Digital Dialog & Publishing

Here are some extemporaneous thoughts about dialogic publishing, loosely in response to http://wordpress.liquid.info/10/pdf-notifications/frode/.

No authoring system will satisfy everyone, but a common structure of dialogue (truly, a common semiotic structure) is, in my belief, while not perfectable, pragmatically feasible. Such a universal system must be based on an interoperable format/protocol. I will refrain from going into technical details at present. I just wish to frame/name this core part of the problem. 

I think the social and group dynamics of the intended interaction are important. Is it 1-on-1 dialog? 3-person? More? Each of these forms has different dynamics, just as they are in-person. For example, when a third enters a 1-on-1 conversation, body positions and eye contact shift. Current digital dialog/collaboration platforms have largely neglected this aspect. 

I believe that quality of discourse is mostly independent from length of content, in the sense that a quality conversation can (potentially) be had at any length of retort. The number of participants is a dependency however. I have observed empirically in psychodramatic group processes (free association groups) of up to 200 people, that as you increase the number of participants, retort size goes down (more slices of the pie = smaller slices) and become punchier. Quick tropes such as humor and more emotionally evocative comments are leaned on to make up for the shortened duration. These dynamics should naturally be considered in digital spaces as well. 

Dialog (of any number of participants) is at its best a consensual act(ivity). The dynamics of choice, consent, election, especially considered diachronically (as a changing, ephemeral, negotiated status), adds considerable complexity to the situation. 
At its heart, dialog depends on relationship. Thus I advocate for a relationship-oriented approach to digital dialog. 

Publishing is an important part of discourse, though mass publishing as conceived often ends up being more of a weapon than a tool. I would be curious about a system that reframes publishing (of dialog) as exposing or making transparent. Thus the work is referencable/addressable without removing it from its primary dialogic (relational) context.

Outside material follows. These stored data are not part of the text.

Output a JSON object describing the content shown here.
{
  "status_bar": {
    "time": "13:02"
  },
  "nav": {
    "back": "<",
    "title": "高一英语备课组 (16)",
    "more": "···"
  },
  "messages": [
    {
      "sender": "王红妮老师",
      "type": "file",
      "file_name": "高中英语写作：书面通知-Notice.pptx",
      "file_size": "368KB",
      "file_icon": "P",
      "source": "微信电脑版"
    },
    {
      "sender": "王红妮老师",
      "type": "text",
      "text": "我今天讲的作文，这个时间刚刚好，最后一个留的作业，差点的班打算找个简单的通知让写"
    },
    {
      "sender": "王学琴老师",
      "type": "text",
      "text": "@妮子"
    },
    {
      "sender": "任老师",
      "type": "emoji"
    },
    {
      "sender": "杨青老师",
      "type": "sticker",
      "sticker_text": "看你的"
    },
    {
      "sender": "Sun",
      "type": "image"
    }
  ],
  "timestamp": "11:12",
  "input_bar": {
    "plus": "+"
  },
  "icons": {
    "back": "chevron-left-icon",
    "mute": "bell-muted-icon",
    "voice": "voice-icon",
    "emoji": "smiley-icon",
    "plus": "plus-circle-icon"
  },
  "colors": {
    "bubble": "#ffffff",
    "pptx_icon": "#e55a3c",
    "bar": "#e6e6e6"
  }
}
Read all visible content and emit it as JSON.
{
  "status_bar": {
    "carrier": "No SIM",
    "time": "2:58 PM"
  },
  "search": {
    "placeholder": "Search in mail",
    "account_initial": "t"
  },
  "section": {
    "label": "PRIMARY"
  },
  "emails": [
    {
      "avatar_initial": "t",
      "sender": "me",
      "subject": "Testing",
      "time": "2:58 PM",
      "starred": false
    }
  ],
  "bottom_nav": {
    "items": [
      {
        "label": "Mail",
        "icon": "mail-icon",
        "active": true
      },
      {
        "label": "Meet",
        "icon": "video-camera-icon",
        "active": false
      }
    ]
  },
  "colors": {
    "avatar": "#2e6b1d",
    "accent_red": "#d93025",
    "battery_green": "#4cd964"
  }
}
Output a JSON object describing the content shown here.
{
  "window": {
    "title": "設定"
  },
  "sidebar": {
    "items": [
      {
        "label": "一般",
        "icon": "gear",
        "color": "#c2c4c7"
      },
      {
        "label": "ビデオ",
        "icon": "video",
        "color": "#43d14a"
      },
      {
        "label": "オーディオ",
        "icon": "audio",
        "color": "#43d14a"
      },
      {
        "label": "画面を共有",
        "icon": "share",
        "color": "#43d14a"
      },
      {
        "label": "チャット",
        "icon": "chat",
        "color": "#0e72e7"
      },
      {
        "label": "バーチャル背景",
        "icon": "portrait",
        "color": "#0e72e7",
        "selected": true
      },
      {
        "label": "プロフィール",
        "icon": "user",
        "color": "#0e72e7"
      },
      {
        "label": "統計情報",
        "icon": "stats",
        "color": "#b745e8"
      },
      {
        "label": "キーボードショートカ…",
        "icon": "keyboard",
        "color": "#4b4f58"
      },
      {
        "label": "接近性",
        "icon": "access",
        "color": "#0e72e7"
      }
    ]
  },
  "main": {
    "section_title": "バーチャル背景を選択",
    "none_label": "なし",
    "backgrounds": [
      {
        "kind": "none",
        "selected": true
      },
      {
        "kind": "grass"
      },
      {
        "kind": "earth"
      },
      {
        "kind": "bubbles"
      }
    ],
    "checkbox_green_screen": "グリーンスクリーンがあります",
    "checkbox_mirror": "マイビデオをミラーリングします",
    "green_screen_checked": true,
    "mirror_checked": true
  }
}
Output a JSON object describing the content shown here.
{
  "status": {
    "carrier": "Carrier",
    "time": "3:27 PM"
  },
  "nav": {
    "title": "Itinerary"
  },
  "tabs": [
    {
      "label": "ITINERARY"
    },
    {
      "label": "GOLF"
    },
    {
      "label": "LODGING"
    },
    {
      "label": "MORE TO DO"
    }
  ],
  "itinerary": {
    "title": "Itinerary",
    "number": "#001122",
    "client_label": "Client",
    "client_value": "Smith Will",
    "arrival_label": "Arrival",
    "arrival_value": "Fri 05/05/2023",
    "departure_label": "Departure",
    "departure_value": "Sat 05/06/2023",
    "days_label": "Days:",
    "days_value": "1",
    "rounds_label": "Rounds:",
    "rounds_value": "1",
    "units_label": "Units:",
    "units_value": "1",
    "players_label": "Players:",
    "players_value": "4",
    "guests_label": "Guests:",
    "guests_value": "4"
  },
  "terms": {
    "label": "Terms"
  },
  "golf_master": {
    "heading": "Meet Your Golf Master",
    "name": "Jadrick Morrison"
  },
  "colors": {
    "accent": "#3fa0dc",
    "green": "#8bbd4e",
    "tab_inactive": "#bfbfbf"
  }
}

One can help orient the user to the territory of the dialog by providing a (ideally interactive) diagrammatic topology of the dialog. This remain simple in the linear 1-on-1 dialog form, but quickly gains complexity when additional participants (either officially invited/sanctioned or otherwise) are added, or when the authors begin playing with linearity and time, such as exemplified in Katherine Hayles’ early experiments in hypertext dialog.